El reto ahora es compartir el proyecto. Poco a poco vamos encontrando seguidores en Instagram interesados ​​en ver las fotos. Gestionar las redes sociales fue lo más difícil del proyecto. Esperábamos actualizar Instagram en tiempo real o al menos a diario, pero no conseguimos señal wifi en algunos de los lugares que visitamos. Pasamos una semana intentando configurar un punto de acceso móvil para acceder a internet. Fue muy frustrante.

¿Han considerado la sostenibilidad del proyecto? ¿O usarlo como modelo para otras zonas pobres del mundo que podrían beneficiarse de un proyecto similar?
¡Sí! Nos encantaría continuar el proyecto y viajar a otros países. Sabemos que regalar una foto no es como construir una escuela o un hospital ni alimentar a los necesitados. Pero creo que una foto alimenta el alma. Muchas de las personas a las que les regalamos fotos dijeron que las enmarcarían y las colgarían en su pared. Es difícil saber cómo estas imágenes impactarán la vida de las personas, pero creo que les hemos dado un poco de felicidad.

¿Cómo está midiendo el éxito del proyecto?
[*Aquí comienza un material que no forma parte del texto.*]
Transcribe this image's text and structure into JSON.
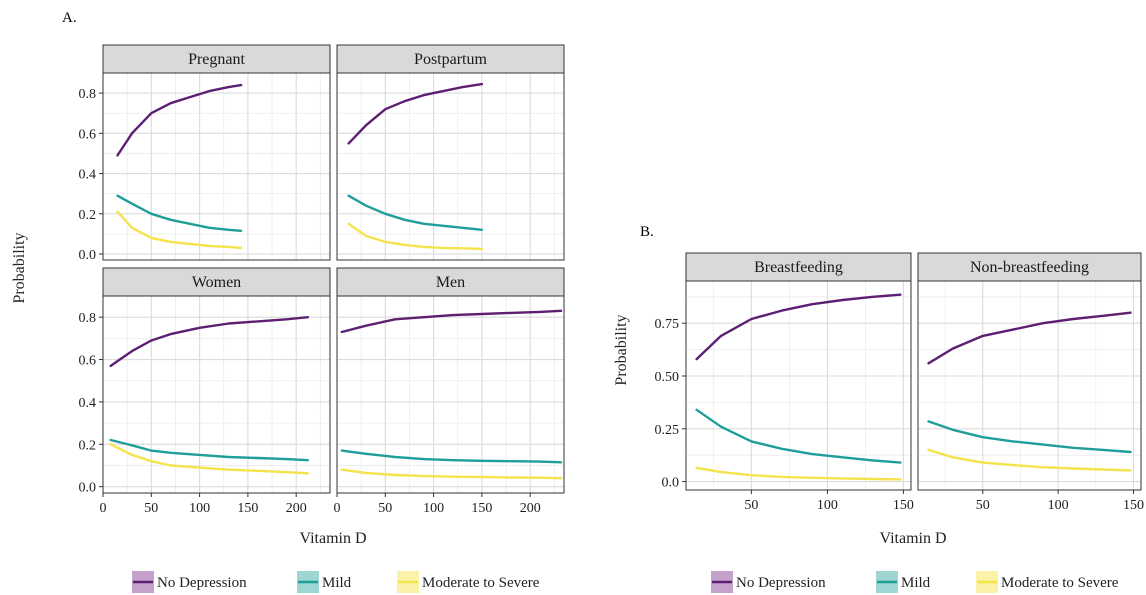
{
  "panel_labels": {
    "a": "A.",
    "b": "B."
  },
  "legend": {
    "items": [
      {
        "label": "No Depression",
        "color": "#5E1F73",
        "key_fill": "#C4A2CC"
      },
      {
        "label": "Mild",
        "color": "#1F9E9A",
        "key_fill": "#9DD6D2"
      },
      {
        "label": "Moderate to Severe",
        "color": "#F5E34B",
        "key_fill": "#FAF2A6"
      }
    ]
  },
  "chart_data": [
    {
      "type": "line",
      "title": "",
      "panel": "A",
      "xlabel": "Vitamin D",
      "ylabel": "Probability",
      "facets": [
        {
          "strip": "Pregnant",
          "xlim": [
            0,
            235
          ],
          "ylim": [
            -0.03,
            0.9
          ],
          "series": [
            {
              "name": "No Depression",
              "x": [
                15,
                30,
                50,
                70,
                90,
                110,
                130,
                143
              ],
              "y": [
                0.49,
                0.6,
                0.7,
                0.75,
                0.78,
                0.81,
                0.83,
                0.84
              ]
            },
            {
              "name": "Mild",
              "x": [
                15,
                30,
                50,
                70,
                90,
                110,
                130,
                143
              ],
              "y": [
                0.29,
                0.25,
                0.2,
                0.17,
                0.15,
                0.13,
                0.12,
                0.115
              ]
            },
            {
              "name": "Moderate to Severe",
              "x": [
                15,
                30,
                50,
                70,
                90,
                110,
                130,
                143
              ],
              "y": [
                0.21,
                0.13,
                0.08,
                0.06,
                0.05,
                0.04,
                0.035,
                0.03
              ]
            }
          ]
        },
        {
          "strip": "Postpartum",
          "xlim": [
            0,
            235
          ],
          "ylim": [
            -0.03,
            0.9
          ],
          "series": [
            {
              "name": "No Depression",
              "x": [
                12,
                30,
                50,
                70,
                90,
                110,
                130,
                150
              ],
              "y": [
                0.55,
                0.64,
                0.72,
                0.76,
                0.79,
                0.81,
                0.83,
                0.845
              ]
            },
            {
              "name": "Mild",
              "x": [
                12,
                30,
                50,
                70,
                90,
                110,
                130,
                150
              ],
              "y": [
                0.29,
                0.24,
                0.2,
                0.17,
                0.15,
                0.14,
                0.13,
                0.12
              ]
            },
            {
              "name": "Moderate to Severe",
              "x": [
                12,
                30,
                50,
                70,
                90,
                110,
                130,
                150
              ],
              "y": [
                0.15,
                0.09,
                0.06,
                0.045,
                0.035,
                0.03,
                0.028,
                0.025
              ]
            }
          ]
        },
        {
          "strip": "Women",
          "xlim": [
            0,
            235
          ],
          "ylim": [
            -0.03,
            0.9
          ],
          "series": [
            {
              "name": "No Depression",
              "x": [
                8,
                30,
                50,
                70,
                100,
                130,
                160,
                190,
                212
              ],
              "y": [
                0.57,
                0.64,
                0.69,
                0.72,
                0.75,
                0.77,
                0.78,
                0.79,
                0.8
              ]
            },
            {
              "name": "Mild",
              "x": [
                8,
                30,
                50,
                70,
                100,
                130,
                160,
                190,
                212
              ],
              "y": [
                0.22,
                0.195,
                0.17,
                0.16,
                0.15,
                0.14,
                0.135,
                0.13,
                0.125
              ]
            },
            {
              "name": "Moderate to Severe",
              "x": [
                8,
                30,
                50,
                70,
                100,
                130,
                160,
                190,
                212
              ],
              "y": [
                0.2,
                0.15,
                0.12,
                0.1,
                0.09,
                0.08,
                0.075,
                0.068,
                0.063
              ]
            }
          ]
        },
        {
          "strip": "Men",
          "xlim": [
            0,
            235
          ],
          "ylim": [
            -0.03,
            0.9
          ],
          "series": [
            {
              "name": "No Depression",
              "x": [
                5,
                30,
                60,
                90,
                120,
                150,
                180,
                210,
                232
              ],
              "y": [
                0.73,
                0.76,
                0.79,
                0.8,
                0.81,
                0.815,
                0.82,
                0.825,
                0.83
              ]
            },
            {
              "name": "Mild",
              "x": [
                5,
                30,
                60,
                90,
                120,
                150,
                180,
                210,
                232
              ],
              "y": [
                0.17,
                0.155,
                0.14,
                0.13,
                0.125,
                0.122,
                0.12,
                0.118,
                0.115
              ]
            },
            {
              "name": "Moderate to Severe",
              "x": [
                5,
                30,
                60,
                90,
                120,
                150,
                180,
                210,
                232
              ],
              "y": [
                0.08,
                0.065,
                0.055,
                0.05,
                0.047,
                0.045,
                0.043,
                0.042,
                0.04
              ]
            }
          ]
        }
      ],
      "x_ticks": [
        0,
        50,
        100,
        150,
        200
      ],
      "y_ticks": [
        0.0,
        0.2,
        0.4,
        0.6,
        0.8
      ],
      "y_tick_labels": [
        "0.0",
        "0.2",
        "0.4",
        "0.6",
        "0.8"
      ],
      "grid": true
    },
    {
      "type": "line",
      "title": "",
      "panel": "B",
      "xlabel": "Vitamin D",
      "ylabel": "Probability",
      "facets": [
        {
          "strip": "Breastfeeding",
          "xlim": [
            7,
            155
          ],
          "ylim": [
            -0.04,
            0.95
          ],
          "series": [
            {
              "name": "No Depression",
              "x": [
                14,
                30,
                50,
                70,
                90,
                110,
                130,
                148
              ],
              "y": [
                0.58,
                0.69,
                0.77,
                0.81,
                0.84,
                0.86,
                0.875,
                0.885
              ]
            },
            {
              "name": "Mild",
              "x": [
                14,
                30,
                50,
                70,
                90,
                110,
                130,
                148
              ],
              "y": [
                0.34,
                0.26,
                0.19,
                0.155,
                0.13,
                0.115,
                0.1,
                0.09
              ]
            },
            {
              "name": "Moderate to Severe",
              "x": [
                14,
                30,
                50,
                70,
                90,
                110,
                130,
                148
              ],
              "y": [
                0.065,
                0.045,
                0.03,
                0.022,
                0.018,
                0.015,
                0.012,
                0.01
              ]
            }
          ]
        },
        {
          "strip": "Non-breastfeeding",
          "xlim": [
            7,
            155
          ],
          "ylim": [
            -0.04,
            0.95
          ],
          "series": [
            {
              "name": "No Depression",
              "x": [
                14,
                30,
                50,
                70,
                90,
                110,
                130,
                148
              ],
              "y": [
                0.56,
                0.63,
                0.69,
                0.72,
                0.75,
                0.77,
                0.785,
                0.8
              ]
            },
            {
              "name": "Mild",
              "x": [
                14,
                30,
                50,
                70,
                90,
                110,
                130,
                148
              ],
              "y": [
                0.285,
                0.245,
                0.21,
                0.19,
                0.175,
                0.16,
                0.15,
                0.14
              ]
            },
            {
              "name": "Moderate to Severe",
              "x": [
                14,
                30,
                50,
                70,
                90,
                110,
                130,
                148
              ],
              "y": [
                0.15,
                0.115,
                0.09,
                0.078,
                0.068,
                0.062,
                0.057,
                0.053
              ]
            }
          ]
        }
      ],
      "x_ticks": [
        50,
        100,
        150
      ],
      "y_ticks": [
        0.0,
        0.25,
        0.5,
        0.75
      ],
      "y_tick_labels": [
        "0.0",
        "0.25",
        "0.50",
        "0.75"
      ],
      "grid": true
    }
  ]
}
Personalmente, pienso en la alegría pura en los rostros de las personas a quienes les hemos regalado imágenes y siento una verdadera satisfacción. Creo que, en última instancia, nos gustaría ver si podemos continuar el proyecto en otros países con algún tipo de financiación. Sería fantástico asociarnos con otra organización sin ánimo de lucro o que Fujifilm nos ayudara a continuar. Logramos obtener cobertura de prensa en India, donde la gente ha tenido una gran respuesta al proyecto. Hicimos una entrevista con CNN India, donde nos siguieron con su camarógrafo mientras regalábamos fotos. Creo que sería un gran éxito si pudiéramos inspirar a otros viajeros a compartir sus fotografías, ya sea con una cámara instantánea o una impresora fotográfica. Lo bueno de regalar una foto es que rompe el hielo y, de repente, puedes conectar con alguien y aprender algo sobre su vida.